Ce que Trump nous dit de l'époque: questions à Christian Salmon

Questions à Christian Salmon suite à son article "Ce que Trump nous dit de l'époque". Comme souvent, vous livrez une des meilleures analyses du phénomène Trump, tout médias confondus. J'avais prévu d'écrire un long article sur le phénomène Trump. J'y ai renoncé en vous lisant car je n'aurais pas fait mieux ! Cependant il y a quelques angles morts dans votre analyse...
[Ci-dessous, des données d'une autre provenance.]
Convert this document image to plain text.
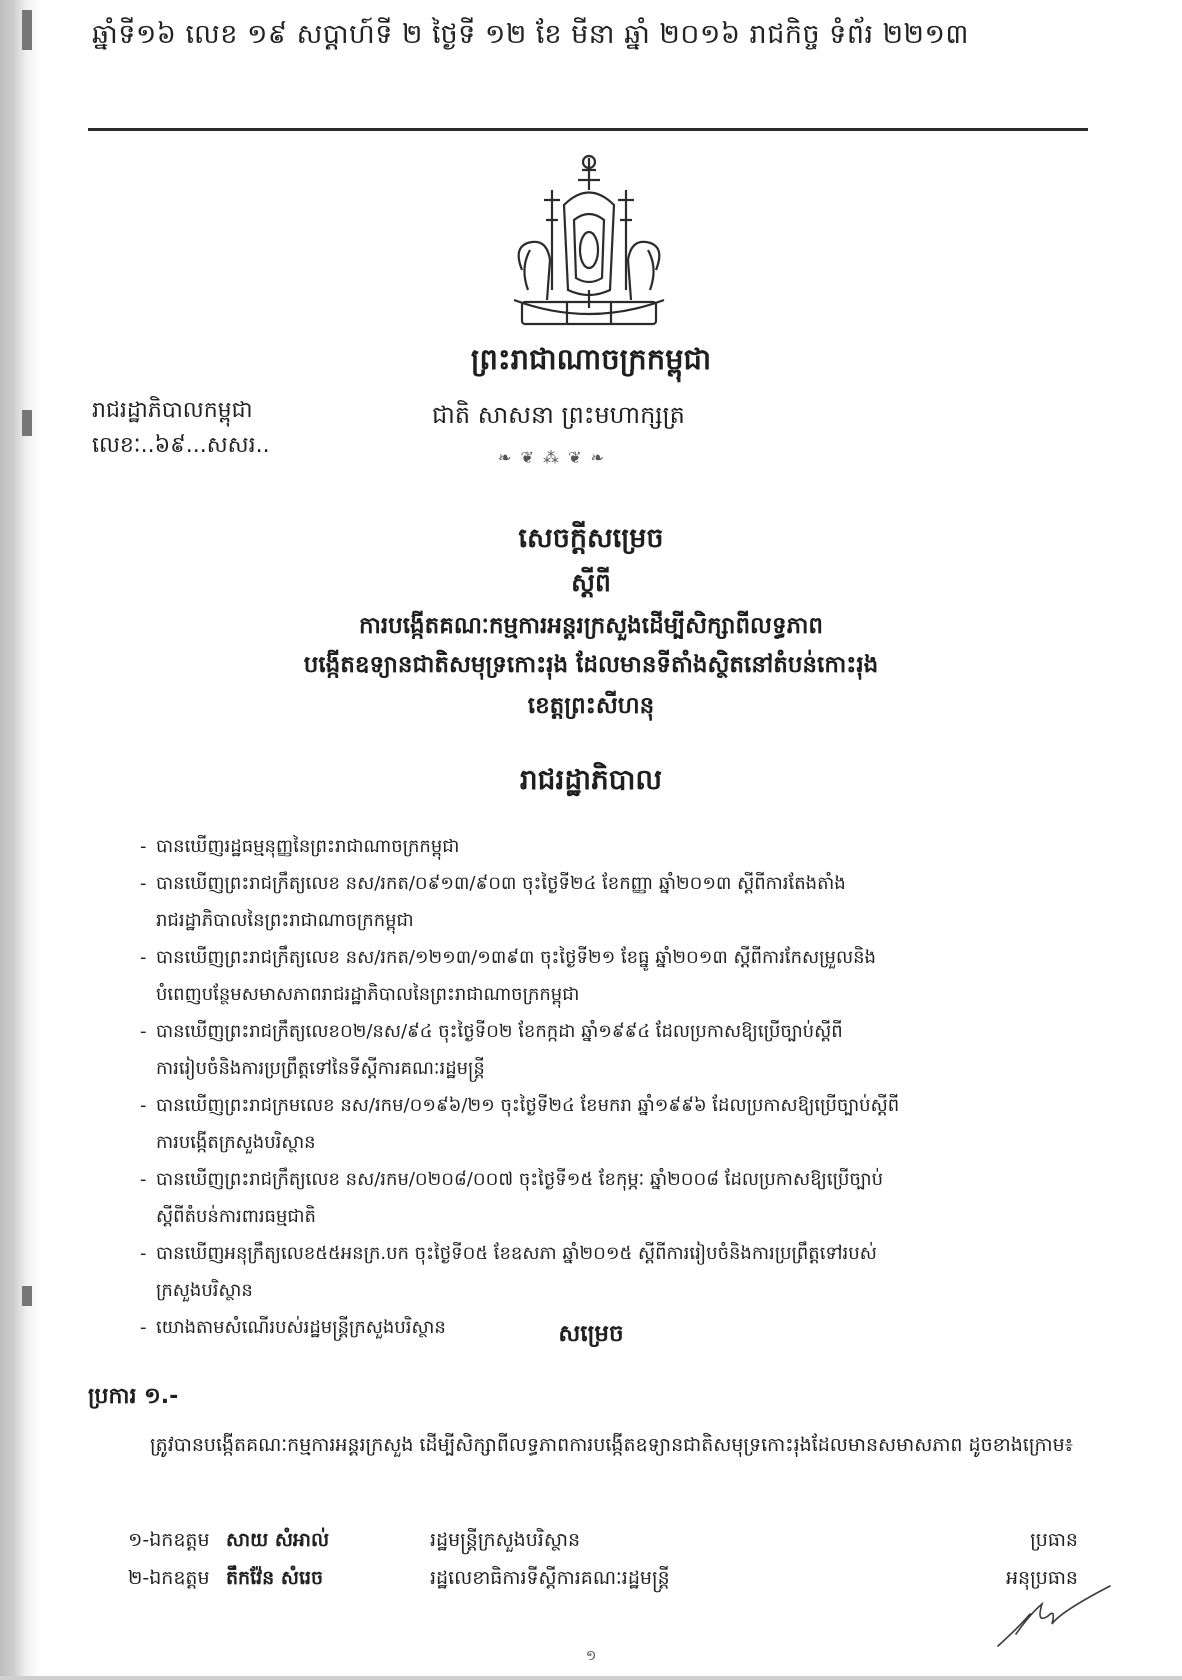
ឆ្នាំទី១៦ លេខ ១៩ សប្តាហ៍ទី ២ ថ្ងៃទី ១២ ខែ មីនា ឆ្នាំ ២០១៦ រាជកិច្ច ទំព័រ ២២១៣
ព្រះរាជាណាចក្រកម្ពុជា
ជាតិ សាសនា ព្រះមហាក្សត្រ
❧ ❦ ⁂ ❦ ❧
រាជរដ្ឋាភិបាលកម្ពុជា
លេខៈ..៦៩...សសរ..
សេចក្តីសម្រេច
ស្តីពី
ការបង្កើតគណៈកម្មការអន្តរក្រសួងដើម្បីសិក្សាពីលទ្ធភាព
បង្កើតឧទ្យានជាតិសមុទ្រកោះរុង ដែលមានទីតាំងស្ថិតនៅតំបន់កោះរុង
ខេត្តព្រះសីហនុ
រាជរដ្ឋាភិបាល
- បានឃើញរដ្ឋធម្មនុញ្ញនៃព្រះរាជាណាចក្រកម្ពុជា
- បានឃើញព្រះរាជក្រឹត្យលេខ នស/រកត/០៩១៣/៩០៣ ចុះថ្ងៃទី២៤ ខែកញ្ញា ឆ្នាំ២០១៣ ស្តីពីការតែងតាំង
រាជរដ្ឋាភិបាលនៃព្រះរាជាណាចក្រកម្ពុជា
- បានឃើញព្រះរាជក្រឹត្យលេខ នស/រកត/១២១៣/១៣៩៣ ចុះថ្ងៃទី២១ ខែធ្នូ ឆ្នាំ២០១៣ ស្តីពីការកែសម្រួលនិង
បំពេញបន្ថែមសមាសភាពរាជរដ្ឋាភិបាលនៃព្រះរាជាណាចក្រកម្ពុជា
- បានឃើញព្រះរាជក្រឹត្យលេខ០២/នស/៩៤ ចុះថ្ងៃទី០២ ខែកក្កដា ឆ្នាំ១៩៩៤ ដែលប្រកាសឱ្យប្រើច្បាប់ស្តីពី
ការរៀបចំនិងការប្រព្រឹត្តទៅនៃទីស្តីការគណៈរដ្ឋមន្ត្រី
- បានឃើញព្រះរាជក្រមលេខ នស/រកម/០១៩៦/២១ ចុះថ្ងៃទី២៤ ខែមករា ឆ្នាំ១៩៩៦ ដែលប្រកាសឱ្យប្រើច្បាប់ស្តីពី
ការបង្កើតក្រសួងបរិស្ថាន
- បានឃើញព្រះរាជក្រឹត្យលេខ នស/រកម/០២០៨/០០៧ ចុះថ្ងៃទី១៥ ខែកុម្ភៈ ឆ្នាំ២០០៨ ដែលប្រកាសឱ្យប្រើច្បាប់
ស្តីពីតំបន់ការពារធម្មជាតិ
- បានឃើញអនុក្រឹត្យលេខ៥៥អនក្រ.បក ចុះថ្ងៃទី០៥ ខែឧសភា ឆ្នាំ២០១៥ ស្តីពីការរៀបចំនិងការប្រព្រឹត្តទៅរបស់
ក្រសួងបរិស្ថាន
- យោងតាមសំណើរបស់រដ្ឋមន្ត្រីក្រសួងបរិស្ថាន	សម្រេច
ប្រការ ១.-
ត្រូវបានបង្កើតគណៈកម្មការអន្តរក្រសួង ដើម្បីសិក្សាពីលទ្ធភាពការបង្កើតឧទ្យានជាតិសមុទ្រកោះរុងដែលមានសមាសភាព ដូចខាងក្រោម៖
១-ឯកឧត្តម សាយ សំអាល់	រដ្ឋមន្ត្រីក្រសួងបរិស្ថាន	ប្រធាន
២-ឯកឧត្តម តឹកវ៉ែន សំរេច	រដ្ឋលេខាធិការទីស្តីការគណៈរដ្ឋមន្ត្រី	អនុប្រធាន
១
Questions à Christian Salmon. Lire Ce que Trump nous dit de l'époque

 Je suis en train de lire Fear de Bob Woodward. Ce qu'ont pu témoigner les collaborateurs de Trump à la maison blanche renforce cette analyse et cet avertissement: la base électorale Trumpienne est solide et elle est vitale pour Trump. Elle nourrit le monstre.  En politique, les dynamiques (surtout de rejet) sont plus fortes que tout. Beaucoup d'Américains se sont mobilisés contre l'Etat pour abattre un "système" qui remet en question leur prévalence raciale et historique.  Les simples chiffres qui signalent que cette Amérique là est effectivement minoritaire ne doivent pas nous rassurer car leur mobilisation est sans égale par rapport aux anti-Trump, qui ne sont sociologiquement qu'un agrégat de minorités aux intérêts souvent divergents. Qu'est-ce qui tient les partisans de Trump, et pas seulement les plus radicalisés d'entre eux?
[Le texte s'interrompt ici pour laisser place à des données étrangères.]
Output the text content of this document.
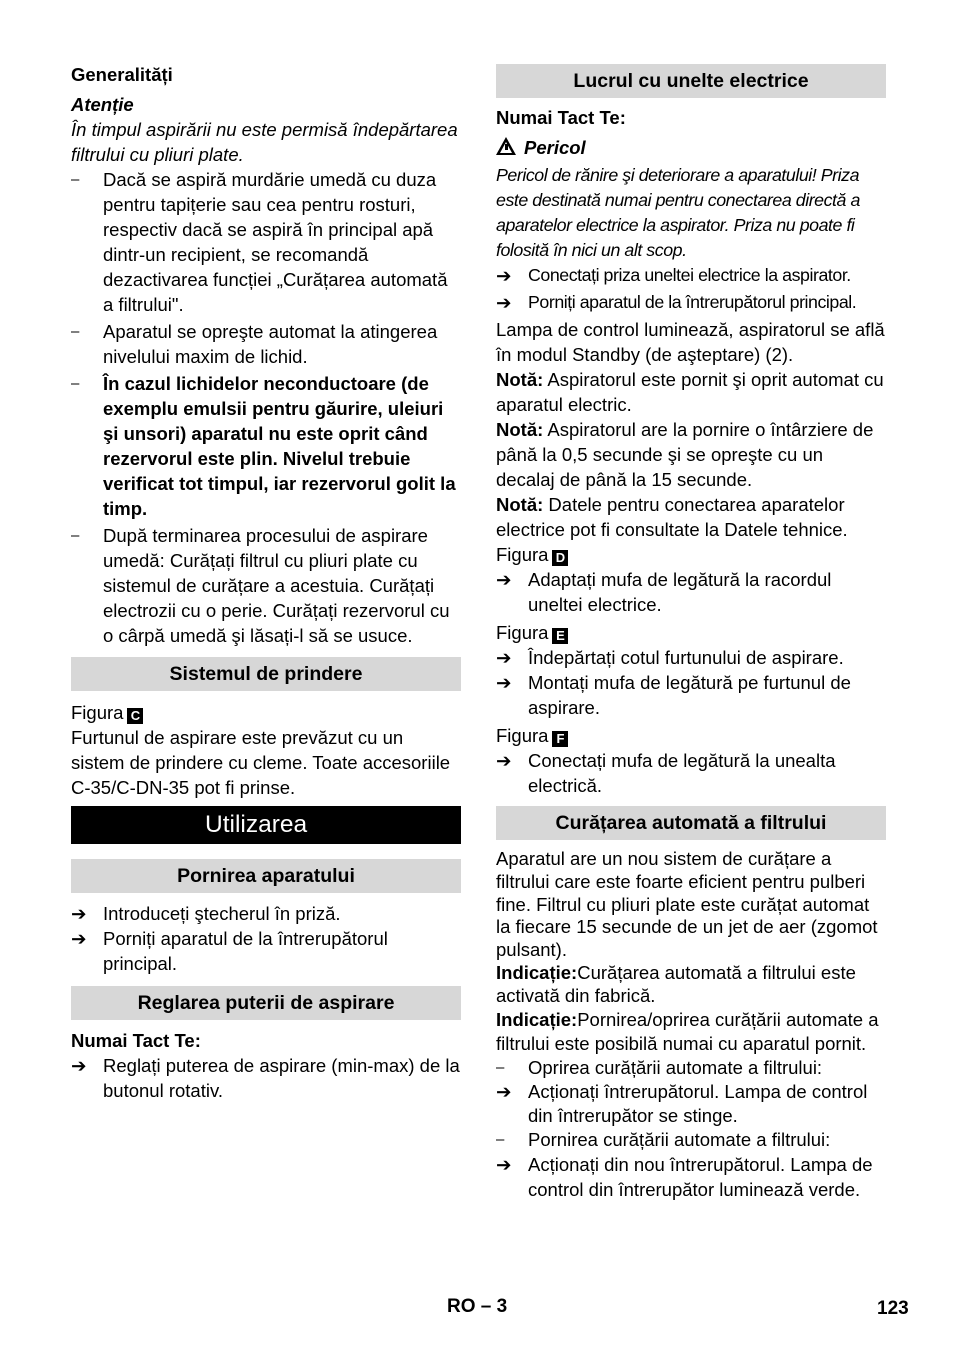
Generalități

Atenție

În timpul aspirării nu este permisă îndepărtarea filtrului cu pliuri plate.

–	Dacă se aspiră murdărie umedă cu duza pentru tapițerie sau cea pentru rosturi, respectiv dacă se aspiră în principal apă dintr-un recipient, se recomandă dezactivarea funcției „Curățarea automată a filtrului".
–	Aparatul se opreşte automat la atingerea nivelului maxim de lichid.
–	În cazul lichidelor neconductoare (de exemplu emulsii pentru găurire, uleiuri şi unsori) aparatul nu este oprit când rezervorul este plin. Nivelul trebuie verificat tot timpul, iar rezervorul golit la timp.
–	După terminarea procesului de aspirare umedă: Curățați filtrul cu pliuri plate cu sistemul de curățare a acestuia. Curățați electrozii cu o perie. Curățați rezervorul cu o cârpă umedă şi lăsați-l să se usuce.

Sistemul de prindere

Figura C

Furtunul de aspirare este prevăzut cu un sistem de prindere cu cleme. Toate accesoriile C-35/C-DN-35 pot fi prinse.

Utilizarea

Pornirea aparatului

➔ Introduceți ştecherul în priză.
➔ Porniți aparatul de la întrerupătorul principal.

Reglarea puterii de aspirare

Numai Tact Te:

➔ Reglați puterea de aspirare (min-max) de la butonul rotativ.

Lucrul cu unelte electrice

Numai Tact Te:

Pericol

Pericol de rănire şi deteriorare a aparatului! Priza este destinată numai pentru conectarea directă a aparatelor electrice la aspirator. Priza nu poate fi folosită în nici un alt scop.

➔ Conectați priza uneltei electrice la aspirator.
➔ Porniți aparatul de la întrerupătorul principal.

Lampa de control luminează, aspiratorul se află în modul Standby (de aşteptare) (2).

Notă: Aspiratorul este pornit şi oprit automat cu aparatul electric.

Notă: Aspiratorul are la pornire o întârziere de până la 0,5 secunde şi se opreşte cu un decalaj de până la 15 secunde.

Notă: Datele pentru conectarea aparatelor electrice pot fi consultate la Datele tehnice.

Figura D

➔ Adaptați mufa de legătură la racordul uneltei electrice.

Figura E

➔ Îndepărtați cotul furtunului de aspirare.
➔ Montați mufa de legătură pe furtunul de aspirare.

Figura F

➔ Conectați mufa de legătură la unealta electrică.

Curățarea automată a filtrului

Aparatul are un nou sistem de curățare a filtrului care este foarte eficient pentru pulberi fine. Filtrul cu pliuri plate este curățat automat la fiecare 15 secunde de un jet de aer (zgomot pulsant).

Indicație:Curățarea automată a filtrului este activată din fabrică.

Indicație:Pornirea/oprirea curățării automate a filtrului este posibilă numai cu aparatul pornit.

–	Oprirea curățării automate a filtrului:
➔ Acționați întrerupătorul. Lampa de control din întrerupător se stinge.
–	Pornirea curățării automate a filtrului:
➔ Acționați din nou întrerupătorul. Lampa de control din întrerupător luminează verde.
RO – 3	123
Il y a un angle mort dans votre analyse: le fait religieux. Il est peu de dire qu'en France nous nous ne comprenons plus grand chose au lien puissant qui associe fait religieux et fait politique (J'ai une thèse en cours de finalisation sur cette articulation en terre africaine) .  L'électorat de Trump s'est renforcé auprès de conservateurs qui méprisaient un personnage fort peu chrétien. Ce paradoxe mérite d’être étudié. Aussi je vous pose la question: dans quelle mesure adhèrent-ils à sa politique sachant qu'il est l'exact opposé de cet idéal puritain du bon WASP ? Cette adhésion n'est-elle que l'expression d'un compromis historique (faute de mieux) et un rejet des politiques progressistes  en faveur des minorités comme le suggèrent certains analystes ? On sait que Trump incarne une certaine vision virginale du capitalisme états-unien (il est perçu comme un "batisseur") d'avant la globalisation financière (dont il a pourtant bien profité...). L'Amérique s'est toujours vécue comme une utopie réalisée suivant la brillante formule de Jean Baudrillard. L'Amérique originelle, celle des communautés rurales a été celles de sectes religieuses protestantes (Voir chapitre éponyme de Max Weber dans L'esprit du capitalisme). N'y a t-il pas pas derrière un retour fantasmé aux sources, une réification de l'Amérique virginale blanche des pilgrim fathers qui fuyaient l'impureté des sociétés historiques européennes ? N'est-on pas en train de vivre un retournement historique majeur, une contre-révolution (un chant du cygne?) qui remet radicalement en question l'entrée progressive de l'Amérique dans l'histoire, c'est à dire dans le jeu des nations à travers la globalisation du capitalisme (promu par ceux-là même qui entravent l'action de Trump à la maison blanche, Voir Fear, Woodward)?